The MK III is deceptive. While boasting a powerful ABV and a wide swath of hops, the aroma is subtle. In the infinite wisdom of guided probability, brew-bot has designed a beer that it to be tasted.
Despite a respectable amount of hops being added in the boil, bitterness doesn’t overpower the core malt flavor. Instead, it leaves a pleasant zesty taste and feel in the mouth that nicely covers the respectable alcohol content. The malt flavors come strong in the beginning, and nicely roll through each of the hop profiles. Much like a well-done macchiato, the bitter and sweet flavors compliment each other perfectly.
When I put this in the fermenter, I had a horrific lapse in judgement and assumed brew-bot had made a mistake and that the beer was too dark; however, upon pouring my first glass, I quickly realized I was in the wrong. True to form, brew-bot made a red ale that refracts light beautifully.

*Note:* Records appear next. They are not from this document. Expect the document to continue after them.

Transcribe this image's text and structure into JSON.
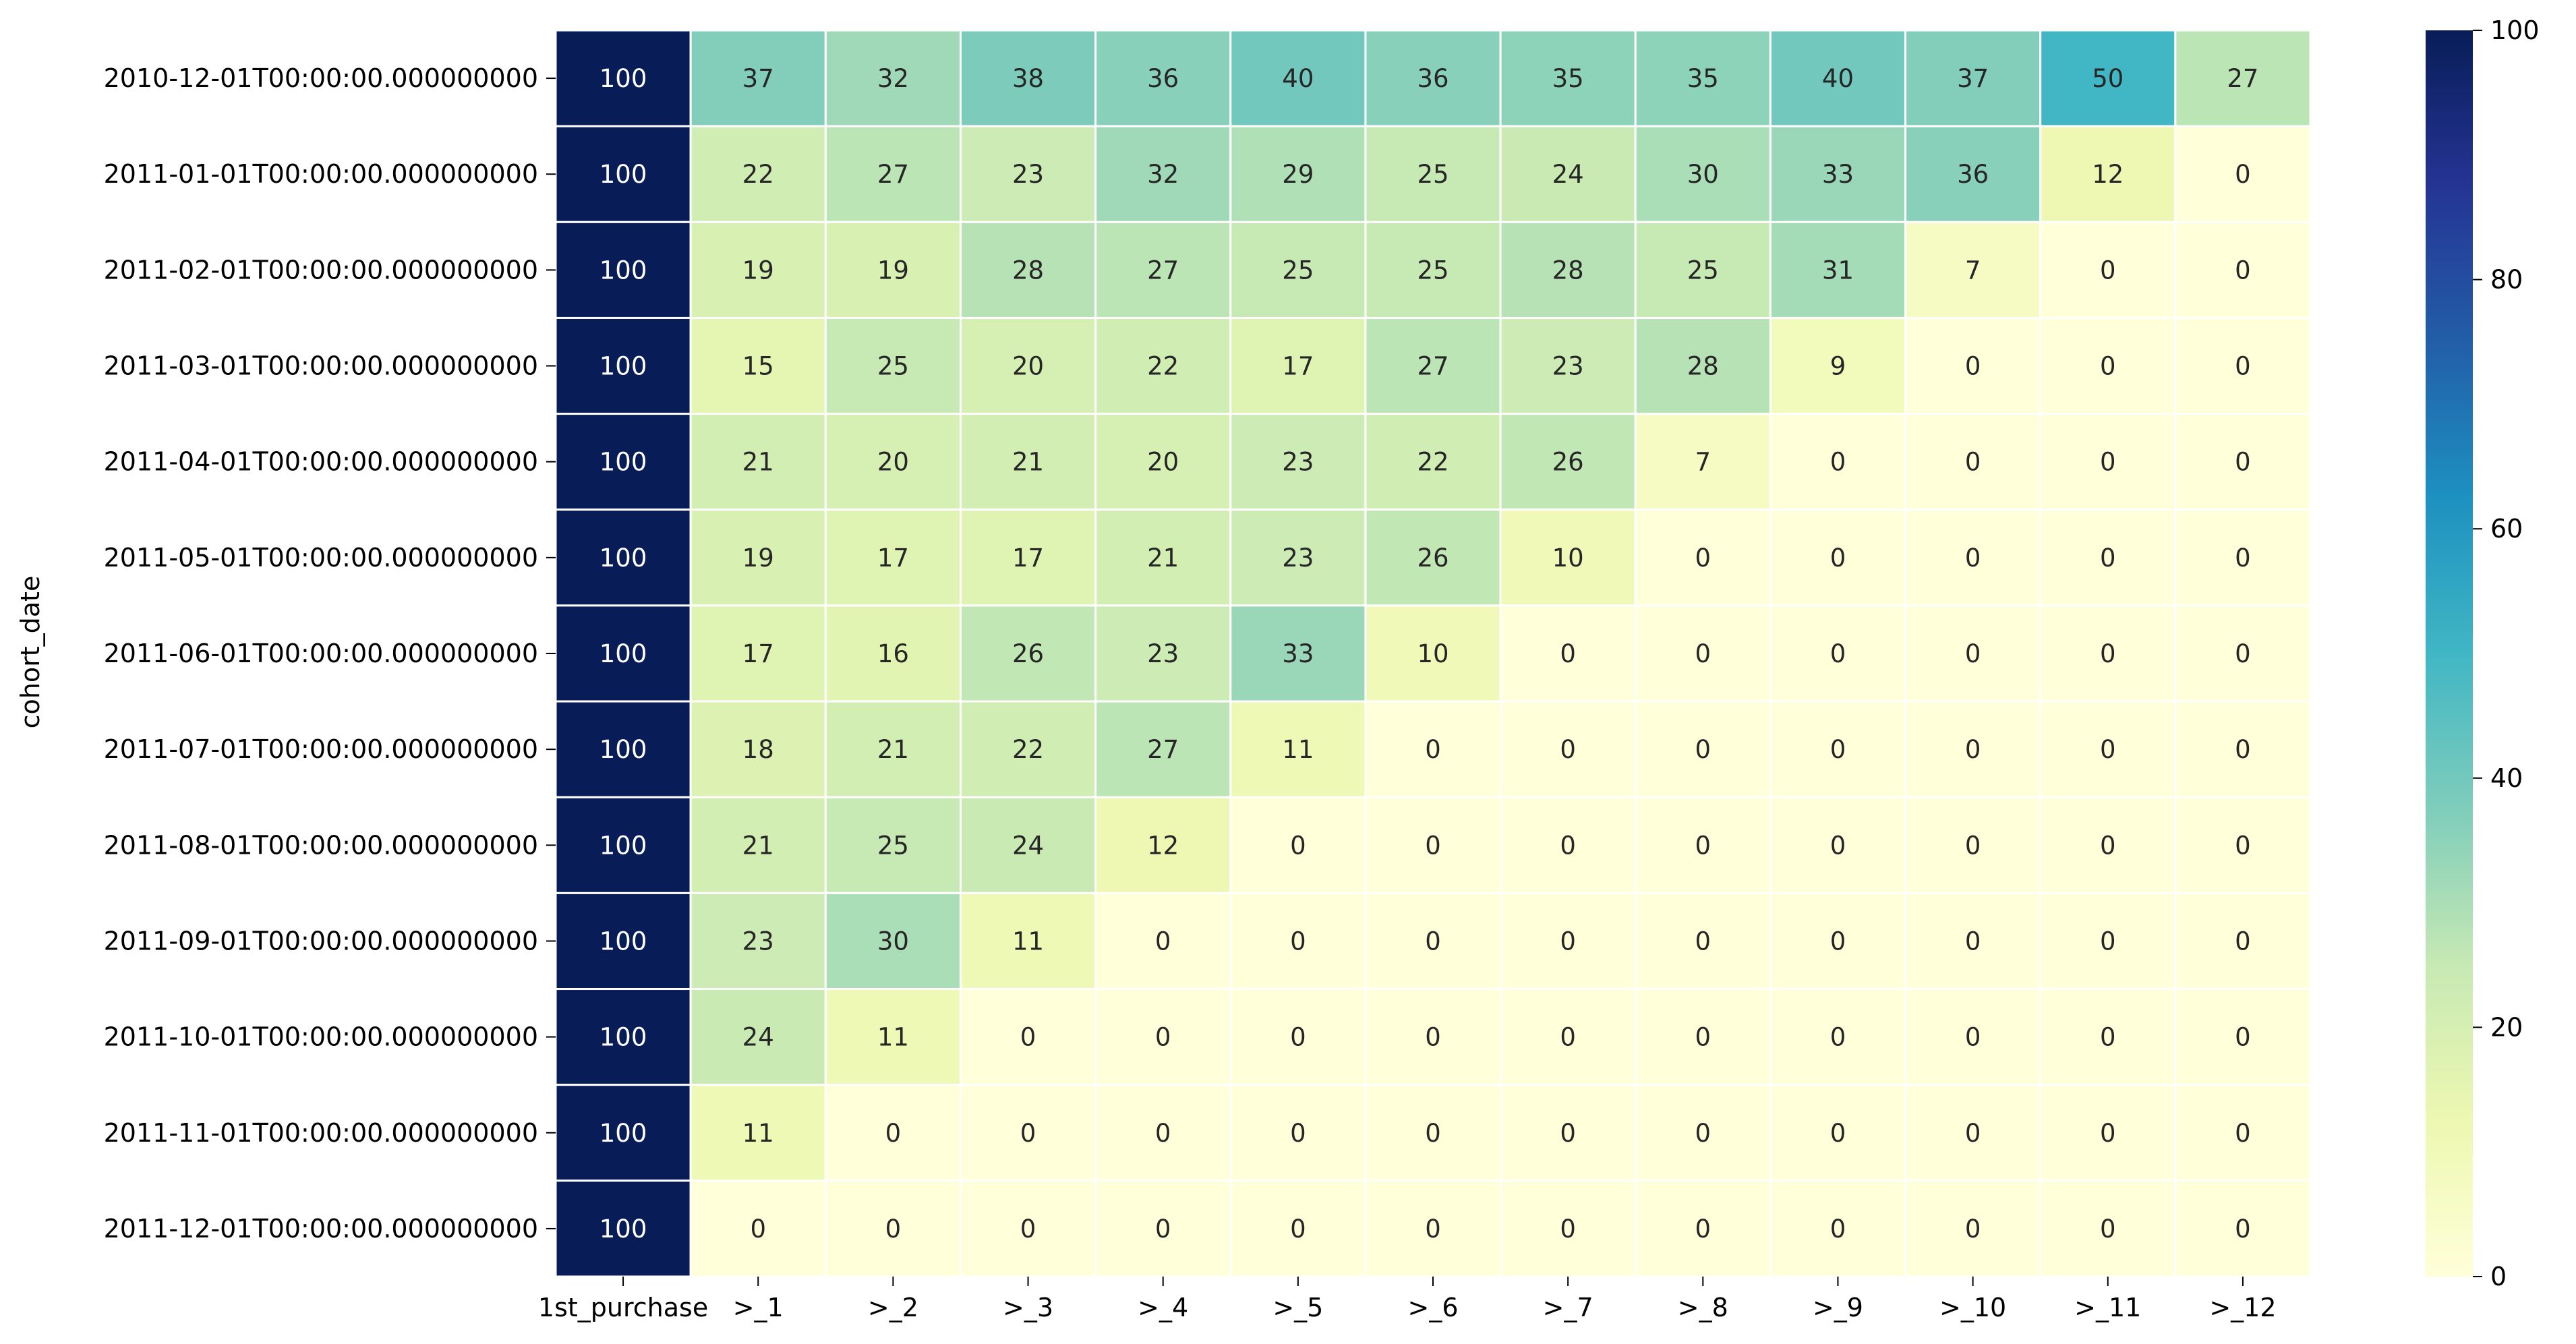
{
  "chart_data": {
    "type": "heatmap",
    "title": "",
    "xlabel": "",
    "ylabel": "cohort_date",
    "x_categories": [
      "1st_purchase",
      ">_1",
      ">_2",
      ">_3",
      ">_4",
      ">_5",
      ">_6",
      ">_7",
      ">_8",
      ">_9",
      ">_10",
      ">_11",
      ">_12"
    ],
    "y_categories": [
      "2010-12-01T00:00:00.000000000",
      "2011-01-01T00:00:00.000000000",
      "2011-02-01T00:00:00.000000000",
      "2011-03-01T00:00:00.000000000",
      "2011-04-01T00:00:00.000000000",
      "2011-05-01T00:00:00.000000000",
      "2011-06-01T00:00:00.000000000",
      "2011-07-01T00:00:00.000000000",
      "2011-08-01T00:00:00.000000000",
      "2011-09-01T00:00:00.000000000",
      "2011-10-01T00:00:00.000000000",
      "2011-11-01T00:00:00.000000000",
      "2011-12-01T00:00:00.000000000"
    ],
    "values": [
      [
        100,
        37,
        32,
        38,
        36,
        40,
        36,
        35,
        35,
        40,
        37,
        50,
        27
      ],
      [
        100,
        22,
        27,
        23,
        32,
        29,
        25,
        24,
        30,
        33,
        36,
        12,
        0
      ],
      [
        100,
        19,
        19,
        28,
        27,
        25,
        25,
        28,
        25,
        31,
        7,
        0,
        0
      ],
      [
        100,
        15,
        25,
        20,
        22,
        17,
        27,
        23,
        28,
        9,
        0,
        0,
        0
      ],
      [
        100,
        21,
        20,
        21,
        20,
        23,
        22,
        26,
        7,
        0,
        0,
        0,
        0
      ],
      [
        100,
        19,
        17,
        17,
        21,
        23,
        26,
        10,
        0,
        0,
        0,
        0,
        0
      ],
      [
        100,
        17,
        16,
        26,
        23,
        33,
        10,
        0,
        0,
        0,
        0,
        0,
        0
      ],
      [
        100,
        18,
        21,
        22,
        27,
        11,
        0,
        0,
        0,
        0,
        0,
        0,
        0
      ],
      [
        100,
        21,
        25,
        24,
        12,
        0,
        0,
        0,
        0,
        0,
        0,
        0,
        0
      ],
      [
        100,
        23,
        30,
        11,
        0,
        0,
        0,
        0,
        0,
        0,
        0,
        0,
        0
      ],
      [
        100,
        24,
        11,
        0,
        0,
        0,
        0,
        0,
        0,
        0,
        0,
        0,
        0
      ],
      [
        100,
        11,
        0,
        0,
        0,
        0,
        0,
        0,
        0,
        0,
        0,
        0,
        0
      ],
      [
        100,
        0,
        0,
        0,
        0,
        0,
        0,
        0,
        0,
        0,
        0,
        0,
        0
      ]
    ],
    "value_range": [
      0,
      100
    ],
    "colormap": "YlGnBu",
    "colormap_stops": [
      "#ffffd9",
      "#edf8b1",
      "#c7e9b4",
      "#7fcdbb",
      "#41b6c4",
      "#1d91c0",
      "#225ea8",
      "#253494",
      "#081d58"
    ],
    "cell_border_color": "#ffffff",
    "colorbar": {
      "ticks": [
        0,
        20,
        40,
        60,
        80,
        100
      ],
      "tick_labels": [
        "0",
        "20",
        "40",
        "60",
        "80",
        "100"
      ],
      "placement": "right"
    }
  }
}
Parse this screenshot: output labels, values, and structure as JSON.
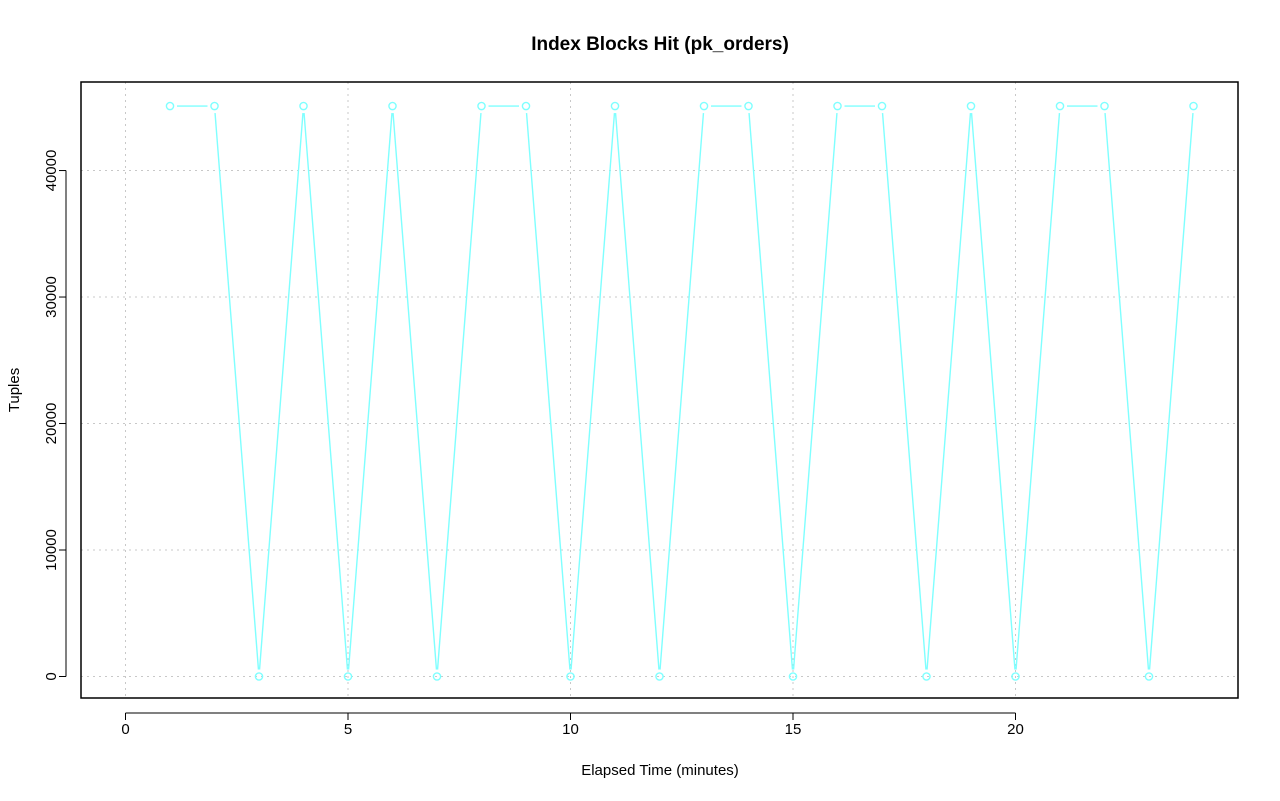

This is a very strong IPA base, and one that I’d like to work with going forward. I believe it’d be compatible to bash together with the Four Horsemen recipe, and it gives me plenty of ideas for new brew-bot settings. For an odd experiment, the results are delicious.
It smells like you might expect a red ale to smell. Interestingly, I expected a far more pronounced hop profile, based on the hop schedule it had. That said, it isn’t unpleasant in anyway. It also smells a little hot to me, as in, perhaps a higher ABV than I would’ve expected from the style.
At its core, this is still a malt-forward beer. There is also a lingering flavor that homebrewers will immediately recognize: extract. This isn’t a knock on the beer itself, the extract-specific flavor (Rye, in this case) comes through a bit adding sweetness and booziness on the palate.
Bitter and sweet, but never bittersweet. This is a complex drinker, and one I rather enjoy. Rye not have another?
This is a dark red, mahogany almost. It is clear-ish, with no floaters or cloudiness, but a depth that gives soul to the heartless machine that made it (brew bot, not Nick).
A computer made this, and Nick made the computer. He should be proud of his work here and I intend on drinking my fair share of this keg. I imagine that the bot will only get better, and I might even consider tweaking this recipe for myself in the future. I have no doubt that we won’t need to play “kick the keg” with this one, as it shouldn’t be in there too long anyway.